While television and movies often portray happy scenes of puppies popping out of boxes on Christmas morning, in the real world, giving a live animal as a gift may not be a welcome surprise. Parents who decide to give small children puppies for Christmas are sending the wrong message, and they are putting the long term life of the animal at risk, whether they realize it at the time or not.
Live animals are not toys.
Putting a big red bow around a puppy’s neck and giving it to a small child may be a thrilling moment. The look in the child’s eyes may make a great photograph, but responsible pet ownership is about much more than giving in to a child’s wishes.
Pets of every sort are living creatures with feelings and bodies that can be hurt easily by a child, who may not be old enough to understand why an animal cannot be treated like all their other toys.
Several years back when I was living in an apartment complex in Philadelphia, I found a kitten in a dryer in the laundry room. The kids in the development thought it would be fun to watch the animal go in circles through the window. She was also wet when I found her, I’m not sure exactly why.
By the time I got to the kitten she was in shock. Her shoulder had been dislocated and she was barely breathing. I sat with her for hours keeping her warm with blankets and a blow dryer, hoping that there was some chance she would recover, although on some level, I knew she would never survive. It’s probably a good thing that she didn’t. She would have been in such agonizing pain if she had regained consciousness she wouldn’t have been able to bare it. She died in my arms that night. One moment she just stopped breathing and it was over.
I found that kitten in the dryer in 1977, and to this day, I still remember every detail of the horrible death she suffered.
Children who wanted nothing but a new puppy for Christmas lose interest when it grows into a dog. Too often, the parents discard the animal as if it were a used toy. What’s worse is many animals given as Christmas presents end up being killed by shelters, abandoned, abused, hit by cars, or given away with psychological damage. This is why some shelters have a ban on pet adoptions during the Holiday season.
We have a strict rule to adopt one of our rescues; no animals in homes with children under the age of 7. And under NO CIRCUMSTANCES will we ever adopt out an animal as a gift unless the recipient is present for and meets all the requirements of our adoption process.
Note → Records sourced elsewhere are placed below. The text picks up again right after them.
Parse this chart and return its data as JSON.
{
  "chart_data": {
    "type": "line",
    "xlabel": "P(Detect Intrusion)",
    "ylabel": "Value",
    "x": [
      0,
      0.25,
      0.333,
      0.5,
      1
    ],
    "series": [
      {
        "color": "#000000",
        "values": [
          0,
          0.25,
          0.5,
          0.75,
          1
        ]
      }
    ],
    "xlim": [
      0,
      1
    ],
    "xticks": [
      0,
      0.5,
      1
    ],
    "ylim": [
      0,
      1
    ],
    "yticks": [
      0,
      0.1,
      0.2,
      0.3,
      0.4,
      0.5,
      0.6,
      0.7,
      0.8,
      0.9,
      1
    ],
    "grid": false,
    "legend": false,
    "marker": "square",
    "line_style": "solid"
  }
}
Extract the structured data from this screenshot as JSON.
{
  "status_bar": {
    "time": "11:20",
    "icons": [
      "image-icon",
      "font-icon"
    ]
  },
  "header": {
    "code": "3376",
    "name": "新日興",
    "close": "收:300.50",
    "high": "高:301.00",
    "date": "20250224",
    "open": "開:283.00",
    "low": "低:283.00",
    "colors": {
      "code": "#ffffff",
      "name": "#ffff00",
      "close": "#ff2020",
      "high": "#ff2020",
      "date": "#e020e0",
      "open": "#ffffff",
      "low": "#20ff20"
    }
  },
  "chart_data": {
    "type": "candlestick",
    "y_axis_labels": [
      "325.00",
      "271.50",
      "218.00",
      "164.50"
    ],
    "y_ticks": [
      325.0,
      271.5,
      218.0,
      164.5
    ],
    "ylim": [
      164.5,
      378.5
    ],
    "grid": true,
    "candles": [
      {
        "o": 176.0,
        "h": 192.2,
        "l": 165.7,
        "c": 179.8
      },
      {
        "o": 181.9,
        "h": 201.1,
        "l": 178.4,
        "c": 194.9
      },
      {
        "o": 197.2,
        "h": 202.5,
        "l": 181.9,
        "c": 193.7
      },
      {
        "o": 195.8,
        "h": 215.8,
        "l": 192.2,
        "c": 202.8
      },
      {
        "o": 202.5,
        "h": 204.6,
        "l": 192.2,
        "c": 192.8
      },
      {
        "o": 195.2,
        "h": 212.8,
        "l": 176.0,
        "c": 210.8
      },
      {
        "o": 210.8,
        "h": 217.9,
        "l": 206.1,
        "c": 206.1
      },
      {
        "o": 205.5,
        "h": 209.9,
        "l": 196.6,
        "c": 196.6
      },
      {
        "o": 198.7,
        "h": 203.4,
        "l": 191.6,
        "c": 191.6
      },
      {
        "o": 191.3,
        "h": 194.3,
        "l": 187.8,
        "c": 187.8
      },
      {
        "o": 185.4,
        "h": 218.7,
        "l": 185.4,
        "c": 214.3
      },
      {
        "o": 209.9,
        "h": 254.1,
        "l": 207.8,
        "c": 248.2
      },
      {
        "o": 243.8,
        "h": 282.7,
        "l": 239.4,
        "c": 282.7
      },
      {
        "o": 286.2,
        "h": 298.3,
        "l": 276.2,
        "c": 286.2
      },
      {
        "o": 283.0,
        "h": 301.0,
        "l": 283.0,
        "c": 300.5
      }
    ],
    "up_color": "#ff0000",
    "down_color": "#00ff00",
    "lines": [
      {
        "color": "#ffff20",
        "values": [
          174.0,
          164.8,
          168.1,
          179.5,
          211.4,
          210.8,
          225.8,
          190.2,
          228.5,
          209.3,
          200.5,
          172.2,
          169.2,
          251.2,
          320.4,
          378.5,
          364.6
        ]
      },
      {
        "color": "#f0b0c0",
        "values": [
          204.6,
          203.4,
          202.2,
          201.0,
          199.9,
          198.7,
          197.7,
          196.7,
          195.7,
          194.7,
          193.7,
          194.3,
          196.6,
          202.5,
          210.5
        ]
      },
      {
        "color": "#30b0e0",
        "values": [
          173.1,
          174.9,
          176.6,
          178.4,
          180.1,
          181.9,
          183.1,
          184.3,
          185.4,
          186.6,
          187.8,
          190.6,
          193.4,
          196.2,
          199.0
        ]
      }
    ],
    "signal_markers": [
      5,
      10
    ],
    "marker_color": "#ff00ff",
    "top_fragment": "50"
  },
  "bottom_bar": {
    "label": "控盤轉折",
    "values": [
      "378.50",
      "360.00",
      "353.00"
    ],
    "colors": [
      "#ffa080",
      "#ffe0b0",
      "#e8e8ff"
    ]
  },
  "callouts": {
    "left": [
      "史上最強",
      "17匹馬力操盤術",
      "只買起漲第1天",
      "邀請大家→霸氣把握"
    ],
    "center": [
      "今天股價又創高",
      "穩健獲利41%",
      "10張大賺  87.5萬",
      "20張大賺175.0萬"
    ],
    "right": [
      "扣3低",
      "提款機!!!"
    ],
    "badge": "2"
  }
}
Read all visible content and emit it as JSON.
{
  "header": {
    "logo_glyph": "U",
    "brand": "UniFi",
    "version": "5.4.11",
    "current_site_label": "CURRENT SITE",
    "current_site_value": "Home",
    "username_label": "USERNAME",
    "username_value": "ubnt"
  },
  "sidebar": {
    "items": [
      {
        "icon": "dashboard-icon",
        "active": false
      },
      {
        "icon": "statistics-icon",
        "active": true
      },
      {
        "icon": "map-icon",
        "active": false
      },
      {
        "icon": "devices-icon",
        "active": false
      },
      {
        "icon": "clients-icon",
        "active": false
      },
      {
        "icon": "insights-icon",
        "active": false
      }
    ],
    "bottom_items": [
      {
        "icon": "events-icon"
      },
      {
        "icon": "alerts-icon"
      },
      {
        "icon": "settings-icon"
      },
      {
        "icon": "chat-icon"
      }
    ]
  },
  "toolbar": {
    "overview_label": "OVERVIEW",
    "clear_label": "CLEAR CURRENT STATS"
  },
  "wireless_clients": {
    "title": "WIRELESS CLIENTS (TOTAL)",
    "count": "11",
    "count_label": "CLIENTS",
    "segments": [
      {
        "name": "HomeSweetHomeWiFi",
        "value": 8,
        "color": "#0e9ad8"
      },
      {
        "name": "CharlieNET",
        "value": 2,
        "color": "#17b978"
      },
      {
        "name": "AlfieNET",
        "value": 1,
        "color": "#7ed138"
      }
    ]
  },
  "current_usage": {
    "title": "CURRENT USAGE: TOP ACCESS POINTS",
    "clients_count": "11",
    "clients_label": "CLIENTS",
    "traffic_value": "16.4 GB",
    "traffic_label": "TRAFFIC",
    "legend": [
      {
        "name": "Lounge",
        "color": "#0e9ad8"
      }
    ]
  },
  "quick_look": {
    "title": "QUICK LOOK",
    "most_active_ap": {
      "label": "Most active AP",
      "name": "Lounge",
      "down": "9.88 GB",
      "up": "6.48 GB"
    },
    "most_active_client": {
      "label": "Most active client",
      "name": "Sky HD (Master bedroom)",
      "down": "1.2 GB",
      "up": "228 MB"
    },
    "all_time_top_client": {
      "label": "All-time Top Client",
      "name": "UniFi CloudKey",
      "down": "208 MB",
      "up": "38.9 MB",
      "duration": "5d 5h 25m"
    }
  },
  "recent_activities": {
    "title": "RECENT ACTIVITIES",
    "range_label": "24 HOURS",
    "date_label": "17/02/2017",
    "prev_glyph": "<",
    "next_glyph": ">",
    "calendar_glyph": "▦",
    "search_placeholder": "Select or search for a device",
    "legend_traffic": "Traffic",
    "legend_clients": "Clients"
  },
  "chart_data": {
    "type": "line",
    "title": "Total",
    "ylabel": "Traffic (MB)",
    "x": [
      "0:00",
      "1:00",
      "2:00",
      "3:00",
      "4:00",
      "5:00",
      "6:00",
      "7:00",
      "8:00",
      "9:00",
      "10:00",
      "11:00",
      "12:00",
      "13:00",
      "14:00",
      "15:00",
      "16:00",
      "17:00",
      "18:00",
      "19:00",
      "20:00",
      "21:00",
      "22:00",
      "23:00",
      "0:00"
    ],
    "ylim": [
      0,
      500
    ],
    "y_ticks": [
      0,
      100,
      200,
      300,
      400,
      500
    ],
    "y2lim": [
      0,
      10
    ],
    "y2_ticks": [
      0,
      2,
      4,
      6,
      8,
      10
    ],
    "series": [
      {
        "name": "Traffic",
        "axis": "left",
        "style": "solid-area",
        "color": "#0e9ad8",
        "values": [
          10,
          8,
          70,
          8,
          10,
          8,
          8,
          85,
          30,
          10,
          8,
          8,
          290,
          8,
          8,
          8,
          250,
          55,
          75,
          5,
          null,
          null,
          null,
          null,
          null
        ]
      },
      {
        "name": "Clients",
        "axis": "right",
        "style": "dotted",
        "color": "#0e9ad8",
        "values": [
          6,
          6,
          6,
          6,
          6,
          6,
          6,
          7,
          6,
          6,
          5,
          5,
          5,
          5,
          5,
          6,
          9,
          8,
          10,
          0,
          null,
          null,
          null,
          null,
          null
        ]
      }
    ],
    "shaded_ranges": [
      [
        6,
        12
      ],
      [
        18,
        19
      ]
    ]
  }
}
We don’t do this because we want to be mean, we do it because we know from experience that live animals make terrible gifts, especially for small children. All it takes is one innocent nip to a child from a dog that is accidentally poked or squeezed too hard, and by law, the animal is un-adoptable and must be destroyed.
Small children, puppies and Christmas presents are a bad combination. The one who always looses is the animal who deserved more than to be thrown away with the old wrapping paper after the Holiday thrills were over.